Text
Yogyakarta-Bangka Menegakkan Kedaulatan Negara, 1948-1949
Banyak fakta sejarah sekitar Masa Revolusi Kemerdekaan Indonesia yang belum diungkap secara
komprehensif dalam historiografi Indonesia, khususnya di masa-masa genting pemerintah dan
masyarakat Indonesia berjuang menegakkan kedaulatan negara yang terancam oleh kedatangan
kembali Belanda di Indonesia. Salah satu episode penting yang masih belum banyak diketahui itu
adalah tentang kisah kehidupan para tokoh RI yang dibuang oleh Belanda di Bangka pada akhir
tahun 1948 hingga pertengahan tahun 1949.

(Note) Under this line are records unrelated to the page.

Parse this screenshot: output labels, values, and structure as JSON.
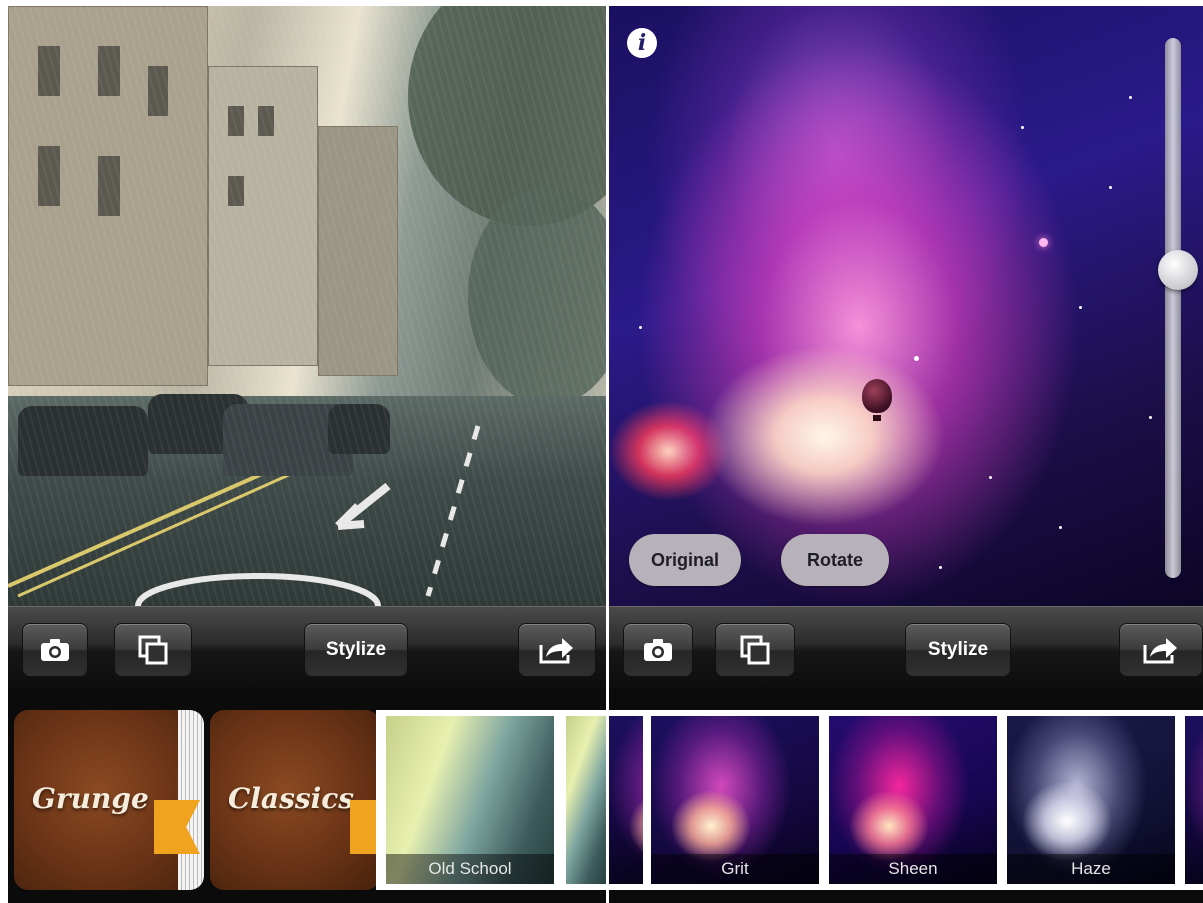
{
  "left_screen": {
    "toolbar": {
      "camera_icon": "camera-icon",
      "copy_icon": "duplicate-icon",
      "stylize_label": "Stylize",
      "share_icon": "share-icon"
    },
    "categories": [
      {
        "label": "Grunge"
      },
      {
        "label": "Classics"
      }
    ],
    "filters": [
      {
        "label": "Old School"
      }
    ]
  },
  "right_screen": {
    "info_icon": "i",
    "controls": {
      "original_label": "Original",
      "rotate_label": "Rotate"
    },
    "slider": {
      "level": 0.43
    },
    "toolbar": {
      "camera_icon": "camera-icon",
      "copy_icon": "duplicate-icon",
      "stylize_label": "Stylize",
      "share_icon": "share-icon"
    },
    "filters": [
      {
        "label": "Grit"
      },
      {
        "label": "Sheen"
      },
      {
        "label": "Haze"
      }
    ]
  },
  "colors": {
    "toolbar_bg": "#1a1a1a",
    "pill_bg": "#b7b2ba",
    "ribbon": "#f0a31f",
    "leather": "#6a3316"
  }
}
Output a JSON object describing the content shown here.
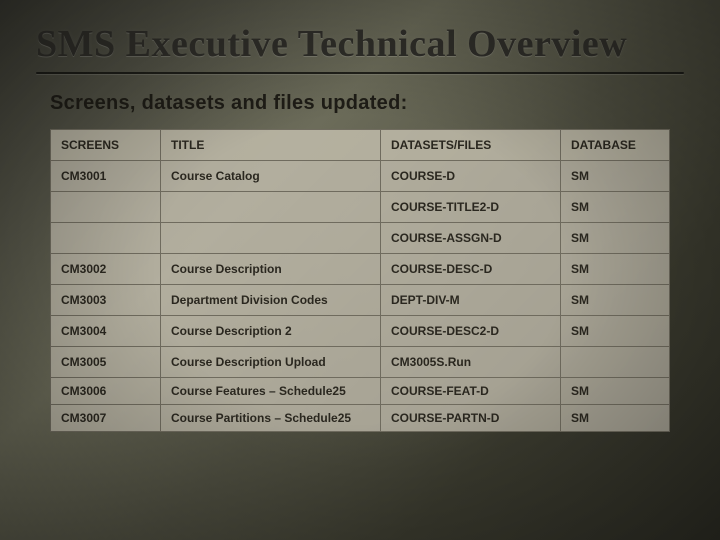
{
  "title": "SMS Executive Technical Overview",
  "subtitle": "Screens, datasets and files updated:",
  "table": {
    "headers": [
      "SCREENS",
      "TITLE",
      "DATASETS/FILES",
      "DATABASE"
    ],
    "rows": [
      {
        "screen": "CM3001",
        "titlecol": "Course Catalog",
        "dataset": "COURSE-D",
        "db": "SM"
      },
      {
        "screen": "",
        "titlecol": "",
        "dataset": "COURSE-TITLE2-D",
        "db": "SM"
      },
      {
        "screen": "",
        "titlecol": "",
        "dataset": "COURSE-ASSGN-D",
        "db": "SM"
      },
      {
        "screen": "CM3002",
        "titlecol": "Course Description",
        "dataset": "COURSE-DESC-D",
        "db": "SM"
      },
      {
        "screen": "CM3003",
        "titlecol": "Department Division Codes",
        "dataset": "DEPT-DIV-M",
        "db": "SM"
      },
      {
        "screen": "CM3004",
        "titlecol": "Course Description 2",
        "dataset": "COURSE-DESC2-D",
        "db": "SM"
      },
      {
        "screen": "CM3005",
        "titlecol": "Course Description Upload",
        "dataset": "CM3005S.Run",
        "db": ""
      },
      {
        "screen": "CM3006",
        "titlecol": "Course Features – Schedule25",
        "dataset": "COURSE-FEAT-D",
        "db": "SM"
      },
      {
        "screen": "CM3007",
        "titlecol": "Course Partitions – Schedule25",
        "dataset": "COURSE-PARTN-D",
        "db": "SM"
      }
    ]
  }
}
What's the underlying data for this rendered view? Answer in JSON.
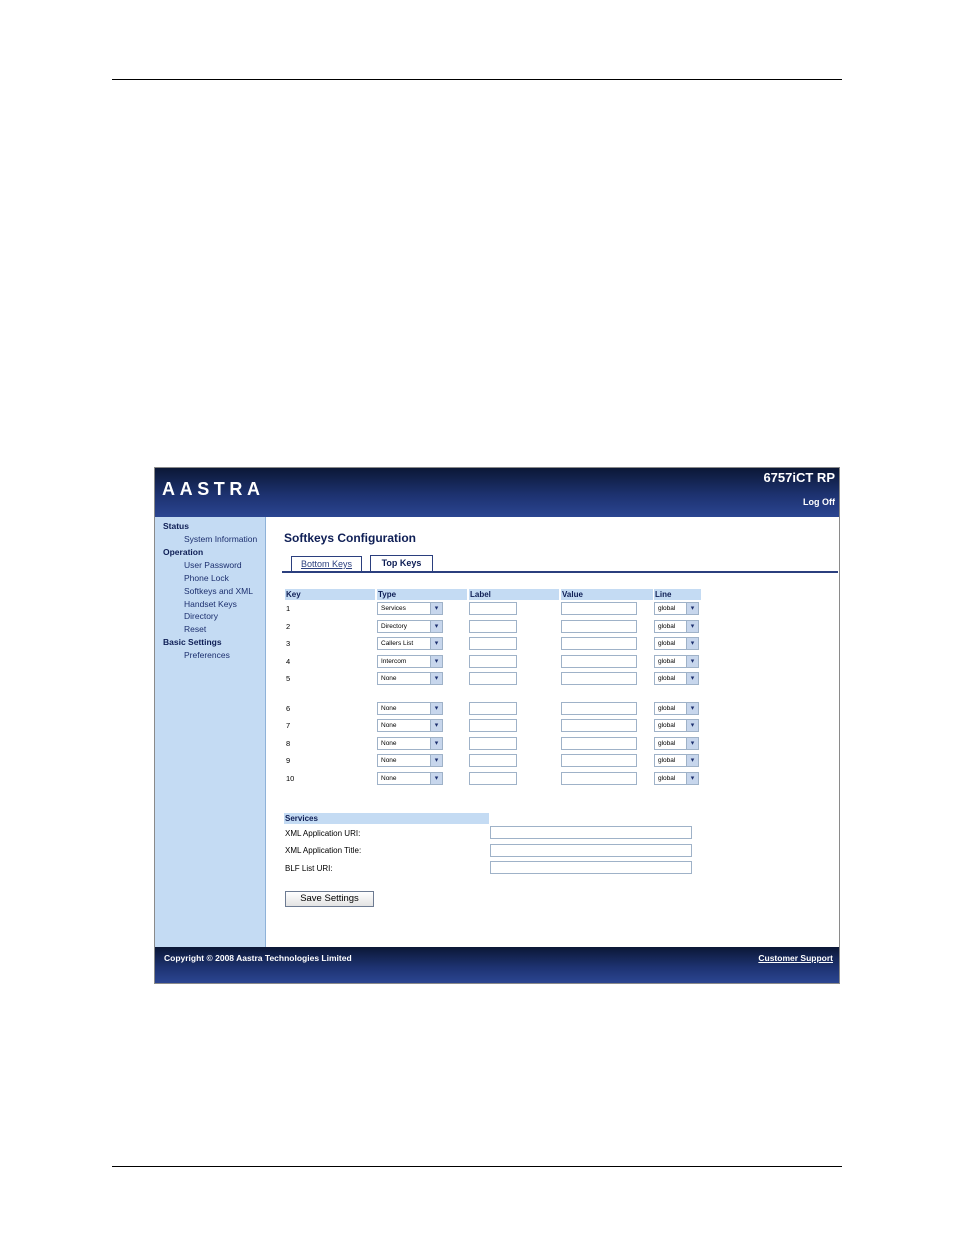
{
  "header": {
    "logo_text": "AASTRA",
    "model": "6757iCT RP",
    "logoff_label": "Log Off"
  },
  "sidebar": {
    "sections": [
      {
        "title": "Status",
        "items": [
          "System Information"
        ]
      },
      {
        "title": "Operation",
        "items": [
          "User Password",
          "Phone Lock",
          "Softkeys and XML",
          "Handset Keys",
          "Directory",
          "Reset"
        ]
      },
      {
        "title": "Basic Settings",
        "items": [
          "Preferences"
        ]
      }
    ]
  },
  "main": {
    "title": "Softkeys Configuration",
    "tabs": [
      "Bottom Keys",
      "Top Keys"
    ],
    "active_tab": "Top Keys",
    "columns": [
      "Key",
      "Type",
      "Label",
      "Value",
      "Line"
    ],
    "rows": [
      {
        "key": "1",
        "type": "Services",
        "label": "",
        "value": "",
        "line": "global"
      },
      {
        "key": "2",
        "type": "Directory",
        "label": "",
        "value": "",
        "line": "global"
      },
      {
        "key": "3",
        "type": "Callers List",
        "label": "",
        "value": "",
        "line": "global"
      },
      {
        "key": "4",
        "type": "Intercom",
        "label": "",
        "value": "",
        "line": "global"
      },
      {
        "key": "5",
        "type": "None",
        "label": "",
        "value": "",
        "line": "global"
      },
      {
        "key": "6",
        "type": "None",
        "label": "",
        "value": "",
        "line": "global"
      },
      {
        "key": "7",
        "type": "None",
        "label": "",
        "value": "",
        "line": "global"
      },
      {
        "key": "8",
        "type": "None",
        "label": "",
        "value": "",
        "line": "global"
      },
      {
        "key": "9",
        "type": "None",
        "label": "",
        "value": "",
        "line": "global"
      },
      {
        "key": "10",
        "type": "None",
        "label": "",
        "value": "",
        "line": "global"
      }
    ],
    "services": {
      "heading": "Services",
      "fields": [
        {
          "label": "XML Application URI:",
          "value": ""
        },
        {
          "label": "XML Application Title:",
          "value": ""
        },
        {
          "label": "BLF List URI:",
          "value": ""
        }
      ]
    },
    "save_label": "Save Settings"
  },
  "footer": {
    "copyright": "Copyright © 2008 Aastra Technologies Limited",
    "support_label": "Customer Support"
  },
  "colors": {
    "header_dark": "#0b1736",
    "header_light": "#2b4591",
    "sidebar_bg": "#c4dbf3",
    "accent": "#0e1e55"
  }
}
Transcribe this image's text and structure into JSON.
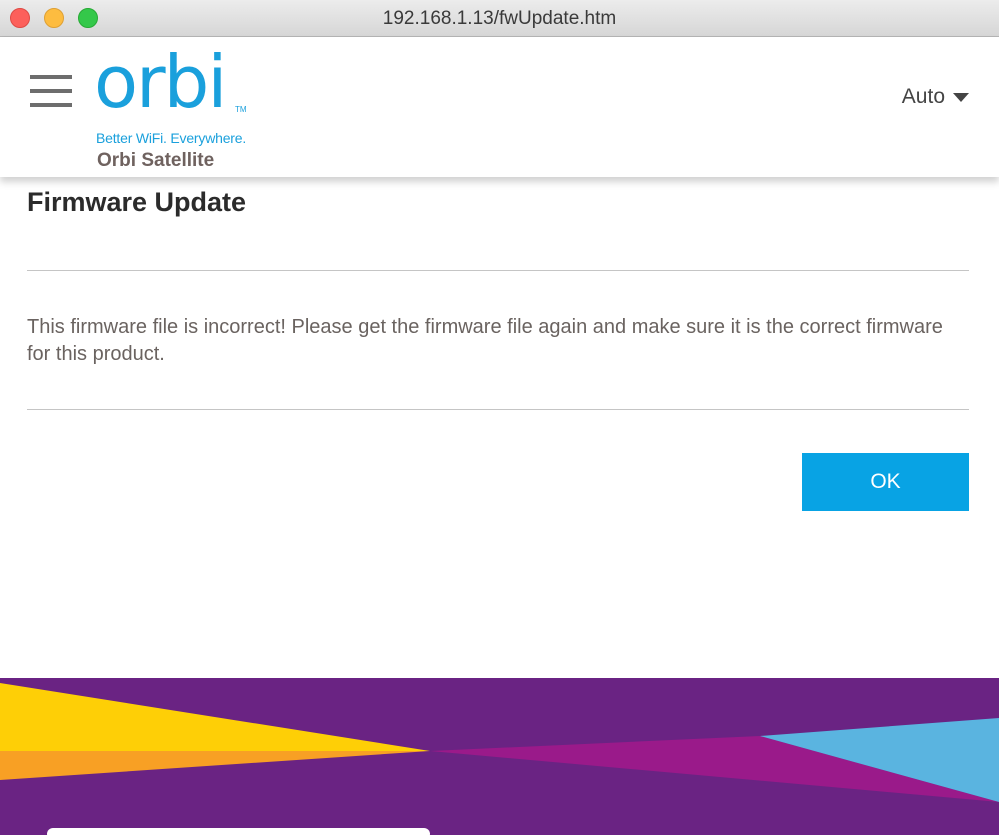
{
  "window": {
    "title": "192.168.1.13/fwUpdate.htm"
  },
  "header": {
    "logo_text": "orbi",
    "trademark": "TM",
    "tagline": "Better WiFi. Everywhere.",
    "product_name": "Orbi Satellite",
    "language": "Auto"
  },
  "main": {
    "title": "Firmware Update",
    "message": "This firmware file is incorrect! Please get the firmware file again and make sure it is the correct firmware for this product.",
    "ok_label": "OK"
  },
  "colors": {
    "brand_blue": "#1aa0dc",
    "button_blue": "#08a3e4",
    "footer_purple": "#6a2383",
    "footer_yellow": "#fecf06",
    "footer_orange": "#f8a024",
    "footer_magenta": "#9a1a8a",
    "footer_lightblue": "#5ab4e0"
  },
  "icons": {
    "menu": "hamburger-menu-icon",
    "dropdown": "caret-down-icon"
  }
}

Buku ini menghadirkan fakta-fakta sejarah penting yang selama ini belum terungkap tentang
kehidupan para tokoh Republik yang diasingkan oleh Belanda setelah Agresi Militer Belanda ke-2
pada tanggal 19 Desember 1948. Tokoh-tokoh yang diasingkan itu antara lain Presiden Sukarno
dan Wakil Presiden Muhammad Hatta beserta beberapa para menteri utama. Apa saja yang terjadi
selama di pengasingan di Bangka, apa saja yang mereka lakukan selama di Bangka, bagaimana
mereka melakukan komunikasi dengan tokoh-tokoh di luar Bangka dan bagaimana respons
masyarakat Bangka selama mereka diasingkan selama 197 hari. Buku yang ditulis oleh Akhmad
Elvian dan Ali Usman ini juga menggambarkan situasi politik di Bangka sebelum kedatangan para
tokoh yang diasingkan di Bangka serta respons mereka terhadap kehadiran kembali Belanda ke
pulau ini. Lebih dari itu, buku ini juga memberikan gambaran tentang warisan-warisan penting dari
peristiwa bersejarah yang masih tersisa di Bangka dan bagaimana masyarakat serta pemerintah
daerah di Bangka memaknai peristiwa sejarah itu.